You can’t call what Heigl and Butler have “chemistry,” because they grate on each other for most of the movie. But they both nail their characters, improbable as they are, and they squeeze more out of some scenes than you suspect was there on the page. They’re surrounded by a decent supporting cast that includes Cheryl Hines (“Curb Your Enthusiasm”), who’s no stranger to deadpan reactions. But half of this film is overly familiar and clichéd, while the other half is outrageously unbelievable, and that poses a challenge for everyone who’s in front of the camera.
What “The Ugly Truth” has going for it isn’t truth at all, because what’s said or implied is more preposterous than anything. It’s the performances and, yes, some zippy banter that make this the kind of movie where, if it had come on the late show, you’d still lie there watching, rather than getting up to shut off the TV and go to bed. That’s my ugly truth.
It’s not Murphy’s Law, but there’s got to be some unknown film editor somewhere who said something like, “The worst movies always have the best production values.” In 1080p, “The Ugly Truth” looks f–ing good. Sorry, Mike just coached me to say that. But the AVC/MPEG-4 transfer left no residue, and all of the values and levels are perfect: strong blacks, natural skintones, well-saturated colors, and a pleasing 3-dimensionality that makes some of these stereotypes stand up like one of those pop-up books. “The Ugly Truth” is presented in 2.40:1 aspect ratio.

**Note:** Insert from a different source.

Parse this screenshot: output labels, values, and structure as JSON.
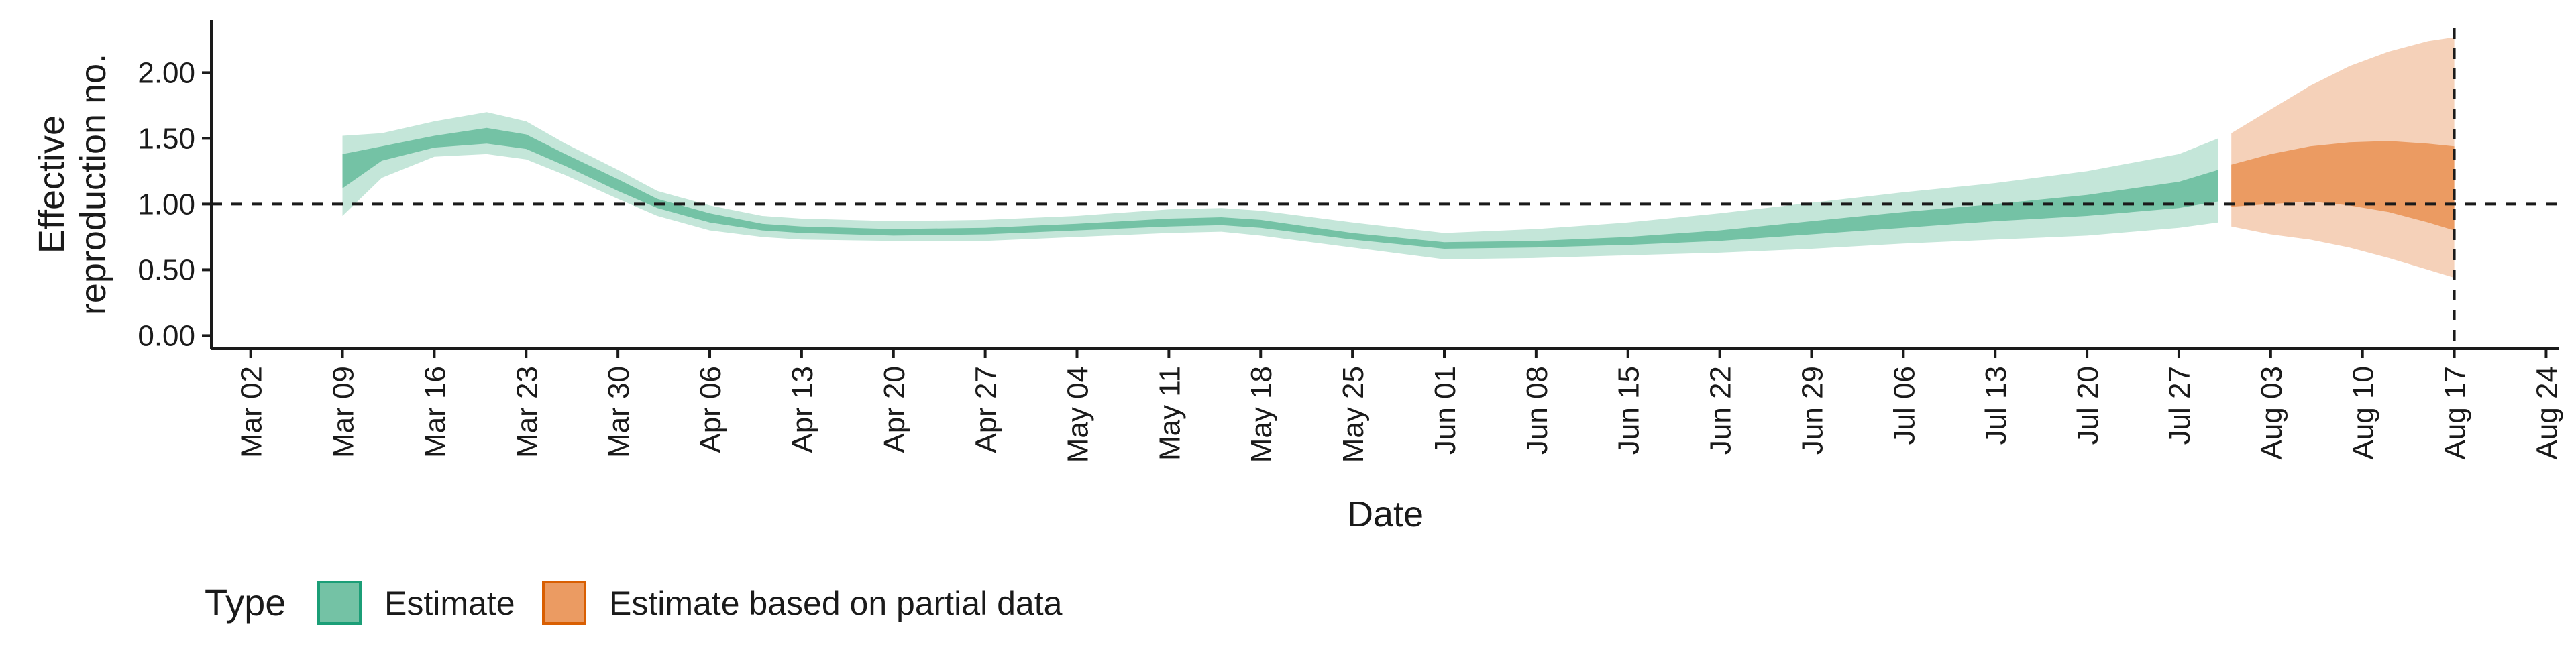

What can I say? The audio is also exceptional, with a robust English, French, or Portuguese DTS-HD MA 5.1 that really provides a nice platform for an energetic soundtrack that includes tunes from Katy Perry, Rick Krive, Daniel May, Nikka Costa, Flo Rida, and Los Pinguos. The bass is rich and full-bodied (I know, sounds like a beer-Mike, stop feeding me lines!) and there’s a nice clean feel to the dialogue. Subtitles are in English, English SDH, French, Portuguese, and Spanish.
There’s a commentary track for this title, but not a full one. Luketic and his producer only have something to say for 10 of the scenes, and what they have to say is pretty average and expected. People who like this film more than I did will enjoy six deleted scenes and two alternate endings that run for just over 20 minutes, and may even like listening to the cast talk up the Venus/Mars stance that this film takes in a 13-minute talking-heads-and-clips fest. Then there’s “The Art of Laughter,” which tries to tell us why what we just saw is funnier than I thought it was. That feature runs 16 minutes.
That leaves us with bonus features that I consider throwaways (trailers for other Sony titles) and ones that I fail to understand or appreciate: like BD-Live, or Sony’s “MovieIQ” which purports to have “up-to-date” details on the cast and crew and scenes. But as I keep saying, does anyone really believe that their operators are standing by, reading to upload new data as it becomes available? And no one is asking this question about Profiile 2.0 features. What happens to the features when a server crashes? Call me old-fashioned, but I’d rather have the info in my hands.
The ugly truth about this film is that it may convince males out there that it’s okay to be a pig, because, hey, we’re all like that. And pigs can get the girl, too. Not!